Stephen Lang Makes ‘Old Man’ A Dialogue-Drenched Thriller


Two handers don’t get any leaner than “Old Man.”

Stephen Lang anchors this spare, sinister drama about loneliness, fear and, ultimately, regret. Director Lucky McKee’s film could easily be a stage play, and at times it’s easier to picture it framed by curtains, not the edges of a flat-screen TV.

What the story demands is a taut ending, and that’s exactly what we get … and good luck for those trying to predict the finale.

Lang stars as the titular Old Man, a solitary soul in a solitary cabin in the middle of nowhere. The story opens with him looking everywhere for “Rascal,” but the search is interrupted by a knock at the door.

A young man enters, apparently lost following a hike in the woods. The Old Man greets Joe (Marc Senter) gruffly, waving a gun in his face and demanding an explanation for his sudden appearance.

Is the young man a threat to this senior? Or vice versa?

“Old Man” features two actors in one modest setting, but the cinematography is never cramped or confining. McKee’s camera finds inventive angles and compositions, and his cast needs little more than that.

Lang’s late-stage career renaissance, from “Avatar” to the “Don’t Breathe” franchise, is a pleasure to watch. He’s slightly over-the-top here, but the trappings demand nothing less. It keeps our interest while we struggle to square the details unfolding before us.

And you’ll be guessing right up until the dizzying third act, all the while fearing the next explosive comment or revelation.

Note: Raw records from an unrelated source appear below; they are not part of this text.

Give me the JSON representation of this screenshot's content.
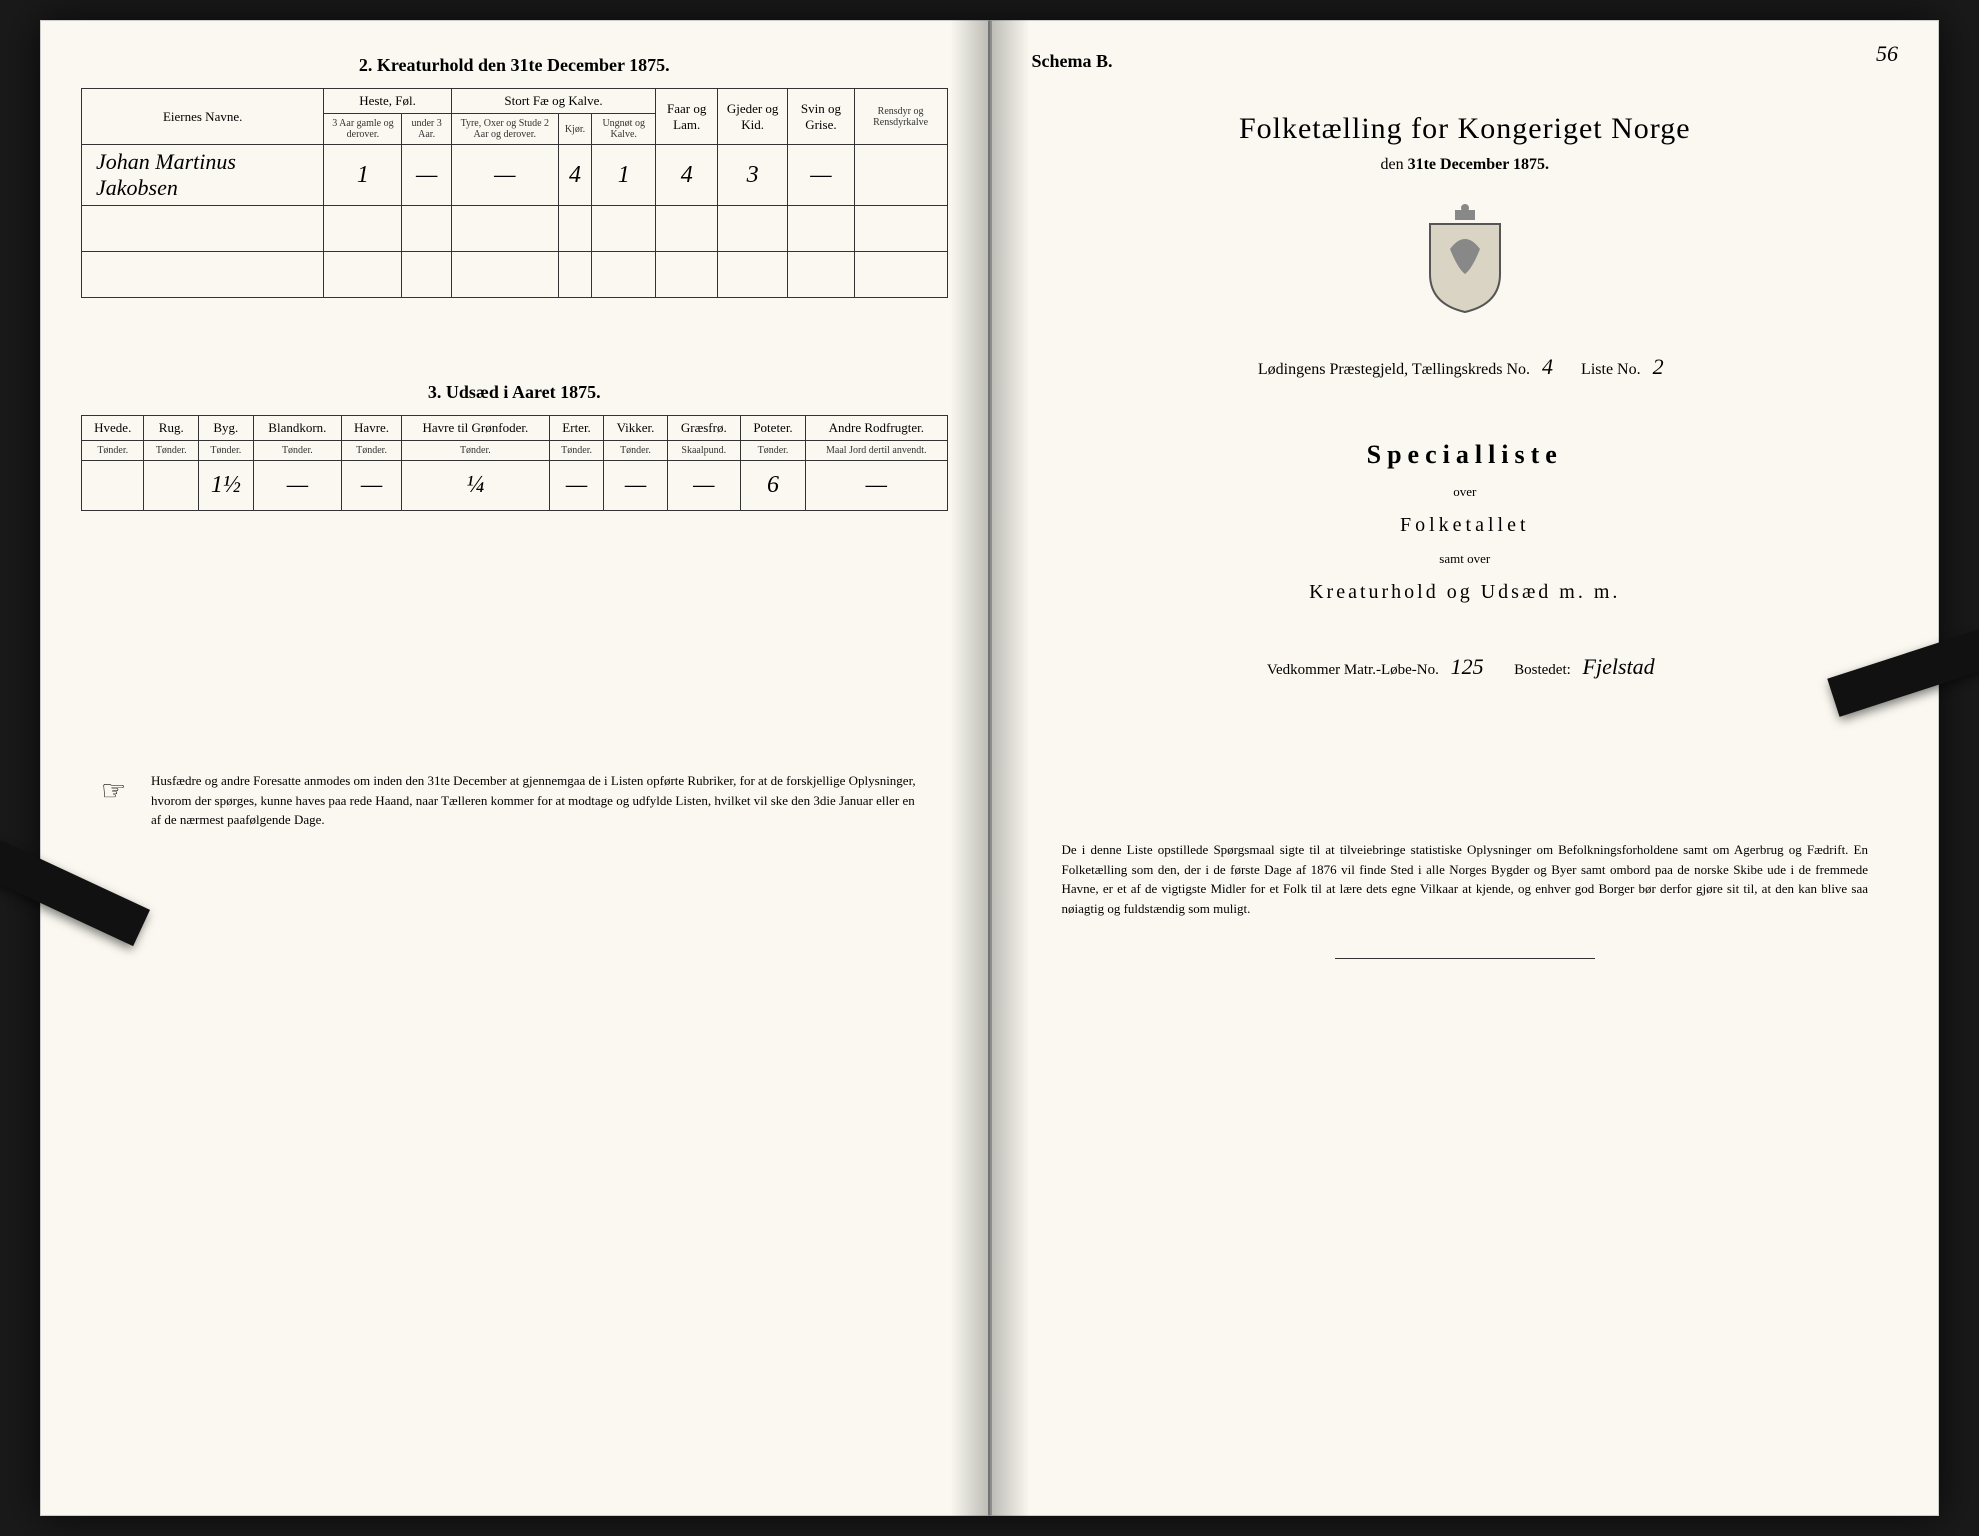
{
  "left": {
    "section2_title": "2.  Kreaturhold den 31te December 1875.",
    "table2": {
      "col_owner": "Eiernes Navne.",
      "grp_heste": "Heste, Føl.",
      "grp_stort": "Stort Fæ og Kalve.",
      "col_faar": "Faar og Lam.",
      "col_gjeder": "Gjeder og Kid.",
      "col_svin": "Svin og Grise.",
      "col_ren": "Rensdyr og Rensdyrkalve",
      "sub_h1": "3 Aar gamle og derover.",
      "sub_h2": "under 3 Aar.",
      "sub_s1": "Tyre, Oxer og Stude 2 Aar og derover.",
      "sub_s2": "Kjør.",
      "sub_s3": "Ungnøt og Kalve.",
      "row": {
        "name": "Johan Martinus Jakobsen",
        "h1": "1",
        "h2": "—",
        "s1": "—",
        "s2": "4",
        "s3": "1",
        "faar": "4",
        "gjeder": "3",
        "svin": "—",
        "ren": ""
      }
    },
    "section3_title": "3.  Udsæd i Aaret 1875.",
    "table3": {
      "cols": [
        "Hvede.",
        "Rug.",
        "Byg.",
        "Blandkorn.",
        "Havre.",
        "Havre til Grønfoder.",
        "Erter.",
        "Vikker.",
        "Græsfrø.",
        "Poteter.",
        "Andre Rodfrugter."
      ],
      "units": [
        "Tønder.",
        "Tønder.",
        "Tønder.",
        "Tønder.",
        "Tønder.",
        "Tønder.",
        "Tønder.",
        "Tønder.",
        "Skaalpund.",
        "Tønder.",
        "Maal Jord dertil anvendt."
      ],
      "row": [
        "",
        "",
        "1½",
        "—",
        "—",
        "¼",
        "—",
        "—",
        "—",
        "6",
        "—"
      ]
    },
    "footnote": "Husfædre og andre Foresatte anmodes om inden den 31te December at gjennemgaa de i Listen opførte Rubriker, for at de forskjellige Oplysninger, hvorom der spørges, kunne haves paa rede Haand, naar Tælleren kommer for at modtage og udfylde Listen, hvilket vil ske den 3die Januar eller en af de nærmest paafølgende Dage."
  },
  "right": {
    "schema": "Schema B.",
    "pagenum": "56",
    "title": "Folketælling for Kongeriget Norge",
    "subtitle_pre": "den ",
    "subtitle_bold": "31te December 1875.",
    "parish_line_pre": "Lødingens Præstegjeld,  Tællingskreds No.",
    "kreds_no": "4",
    "liste_label": "Liste No.",
    "liste_no": "2",
    "specialliste": "Specialliste",
    "over": "over",
    "folketallet": "Folketallet",
    "samt": "samt over",
    "kreatur": "Kreaturhold og Udsæd m. m.",
    "ved_pre": "Vedkommer Matr.-Løbe-No.",
    "matr_no": "125",
    "bostedet_label": "Bostedet:",
    "bostedet": "Fjelstad",
    "footnote": "De i denne Liste opstillede Spørgsmaal sigte til at tilveiebringe statistiske Oplysninger om Befolkningsforholdene samt om Agerbrug og Fædrift.  En Folketælling som den, der i de første Dage af 1876 vil finde Sted i alle Norges Bygder og Byer samt ombord paa de norske Skibe ude i de fremmede Havne, er et af de vigtigste Midler for et Folk til at lære dets egne Vilkaar at kjende, og enhver god Borger bør derfor gjøre sit til, at den kan blive saa nøiagtig og fuldstændig som muligt."
  }
}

And they come in satisfying intervals.

“Old Man” isn’t interested in cheap scares or cheaper gore. This is a character study content to dazzle with dialogue and depth. We see cultural norms examined and subsequently discarded, two generations clashing on how they view modern living.

Senter has less to work with, on paper, but he brings a welcome edge to his mild-mannered character. Our sympathies keep shifting, and shifting, based on the latest exchange. That’s a credit to the film’s stars and McKee’s sense of storytelling proportion.

Is this old man someone to be feared? Or is the stranger, young and milquetoast, hiding something from the old timer … and us?

We’re given some spicy clues in retrospect, but once the curtain is peeled back the revelations are both shocking and well-earned.

How often can we say that about a feature film, let alone one from the indie film realm with a budget less than Dwayne Johnson’s protein shake budget?

HiT or Miss: “Old Man” isn’t for those seeking overt thrills or mile-a-minute shocks. It’s shrewd, sly and sophisticated, and star Stephen Lang is up for the challenge.